沈清辞脸色一变:“殿下是说,梅雪寒就在京城?”
“不是他就是他的人。”萧景琰走到案前,铺开一张京城舆图,“城西那片,以前是不是有个梅家别院?”
沈清辞凑过来细看:“是。梅家被抄后,别院充公,后来几经转手,现在……舆图上标的是‘空置’。”

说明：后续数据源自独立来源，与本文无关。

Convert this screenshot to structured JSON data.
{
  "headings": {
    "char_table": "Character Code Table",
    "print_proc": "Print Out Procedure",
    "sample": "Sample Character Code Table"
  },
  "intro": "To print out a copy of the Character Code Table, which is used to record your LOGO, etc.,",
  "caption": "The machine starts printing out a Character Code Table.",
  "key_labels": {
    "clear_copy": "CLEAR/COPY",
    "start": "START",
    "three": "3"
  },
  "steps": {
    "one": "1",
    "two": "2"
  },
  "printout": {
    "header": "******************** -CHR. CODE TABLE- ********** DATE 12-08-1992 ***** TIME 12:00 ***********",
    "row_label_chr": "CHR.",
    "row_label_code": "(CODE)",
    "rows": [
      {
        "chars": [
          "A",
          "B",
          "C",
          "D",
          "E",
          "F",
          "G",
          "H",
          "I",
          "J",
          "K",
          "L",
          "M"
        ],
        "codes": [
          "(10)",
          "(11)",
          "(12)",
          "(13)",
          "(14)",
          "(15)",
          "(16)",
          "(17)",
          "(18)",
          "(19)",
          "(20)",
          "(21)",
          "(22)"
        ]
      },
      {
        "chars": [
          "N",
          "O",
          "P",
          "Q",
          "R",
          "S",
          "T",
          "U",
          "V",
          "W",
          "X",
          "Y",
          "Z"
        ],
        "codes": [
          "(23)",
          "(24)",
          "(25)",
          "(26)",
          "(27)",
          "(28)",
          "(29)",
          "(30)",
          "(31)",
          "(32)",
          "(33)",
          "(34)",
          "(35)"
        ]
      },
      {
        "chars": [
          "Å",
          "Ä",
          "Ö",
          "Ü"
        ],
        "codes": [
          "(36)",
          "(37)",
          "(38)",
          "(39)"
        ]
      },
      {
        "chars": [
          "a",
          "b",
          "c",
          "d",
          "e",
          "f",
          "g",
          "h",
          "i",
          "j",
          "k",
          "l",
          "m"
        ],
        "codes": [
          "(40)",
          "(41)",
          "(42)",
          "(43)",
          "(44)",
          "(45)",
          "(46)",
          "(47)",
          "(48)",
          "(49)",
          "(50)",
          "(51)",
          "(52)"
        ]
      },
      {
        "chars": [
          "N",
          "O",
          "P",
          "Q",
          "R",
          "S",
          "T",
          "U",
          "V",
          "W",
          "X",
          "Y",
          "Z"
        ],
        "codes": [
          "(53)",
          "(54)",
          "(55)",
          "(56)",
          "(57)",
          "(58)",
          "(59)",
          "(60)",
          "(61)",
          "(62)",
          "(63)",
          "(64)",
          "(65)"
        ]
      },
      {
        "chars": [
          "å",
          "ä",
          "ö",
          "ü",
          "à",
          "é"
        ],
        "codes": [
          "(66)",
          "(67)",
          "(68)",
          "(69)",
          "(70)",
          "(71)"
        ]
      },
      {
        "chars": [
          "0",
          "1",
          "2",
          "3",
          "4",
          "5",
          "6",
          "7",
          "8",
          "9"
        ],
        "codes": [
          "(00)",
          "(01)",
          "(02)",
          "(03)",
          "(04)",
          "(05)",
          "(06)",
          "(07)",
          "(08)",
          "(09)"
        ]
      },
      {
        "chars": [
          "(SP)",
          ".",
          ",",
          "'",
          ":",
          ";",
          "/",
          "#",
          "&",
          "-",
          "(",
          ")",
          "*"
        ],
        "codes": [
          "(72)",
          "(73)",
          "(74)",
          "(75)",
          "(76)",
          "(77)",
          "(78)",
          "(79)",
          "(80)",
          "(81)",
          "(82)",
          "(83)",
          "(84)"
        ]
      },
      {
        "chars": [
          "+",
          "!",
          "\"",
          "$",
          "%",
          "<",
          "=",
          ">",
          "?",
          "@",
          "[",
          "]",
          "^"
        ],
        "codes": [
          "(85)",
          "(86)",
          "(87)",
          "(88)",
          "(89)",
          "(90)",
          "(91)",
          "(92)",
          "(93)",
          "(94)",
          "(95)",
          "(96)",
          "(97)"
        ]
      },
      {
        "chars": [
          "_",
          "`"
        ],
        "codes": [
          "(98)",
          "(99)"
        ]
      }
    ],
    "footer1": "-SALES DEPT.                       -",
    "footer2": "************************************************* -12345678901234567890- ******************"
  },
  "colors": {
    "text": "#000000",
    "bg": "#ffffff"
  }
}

“空置……”萧景琰的手指在舆图上一点,“谢长渊,你说的那处宅子,是不是在这里?”
他指的位置,正是梅家旧别院的隔壁。
谢长渊仔细看了看:“对,就是这儿。”
所以,不是巧合。
梅雪寒或者他的手下,就藏在梅家旧宅附近。
他们在等什么?
在找什么?
还是……在策划什么?
“殿下,”沈清辞低声道,“若真是梅雪寒,他此刻在京城,会不会与昨夜刺杀有关?”
“如果是他,为什么要杀我?”萧景琰反问,“他是母后的堂兄,按说是我的舅父。他若想为梅家报仇,该杀慕容家的人,该杀……当年害梅家的人。”
“除非……”谢长渊忽然道,“他认为殿下也是仇人。”
“我?”萧景琰一怔。
“殿下是皇子,是萧家的人。”谢长渊声音低沉,“梅家被抄,虽是慕容家主审,但下旨的是先帝。梅雪寒若恨萧家,恨所有皇室子弟,也不奇怪。”
这解释说得通,但萧景琰总觉得哪里不对。
如果梅雪寒要报仇,为何等到现在?
为何偏偏在他开始查盐政案、开始触及慕容家时动手?
而且,昨夜那些刺客,虽然凶悍,却似乎……并不想真的杀他。
萧景琰回忆昨夜的情形。那个弯刀刺客,有好几次机会可以下杀手,却都收了几分力。尤其是最后那一刀,他其实可以斩下,却偏了方向,只划伤他的手臂。
像是在试探,又像是在……警告。
“殿下,”沈清辞忽然道,“臣有个想法。”
“说。”
“梅雪寒若真想杀殿下,昨夜就该得手。”沈清辞缓缓道,“但他没有。这说明,他可能另有所图。或许……他是想见殿下。”
“见我?”
“殿下是梅家如今在世上唯一的血脉至亲。”沈清辞看着他,“先皇后是梅雪寒的堂妹,殿下身上流着一半梅家的血。他若真想报仇,也该先见见您这个外甥。”
萧景琰沉默了。
这个推测,比单纯的刺杀更合理,也更……危险。
如果梅雪寒想见他,为何用这种方式?
除非,他不能光明正大地见。
除非,他有不得不隐藏的理由。
“谢长渊。”萧景琰忽然道。
“末将在。”
“今晚,你带人去那处宅子。”萧景琰声音平静,“不要动手,只在外围守着。若有人出入,暗中跟踪,看他们去哪里,见什么人。”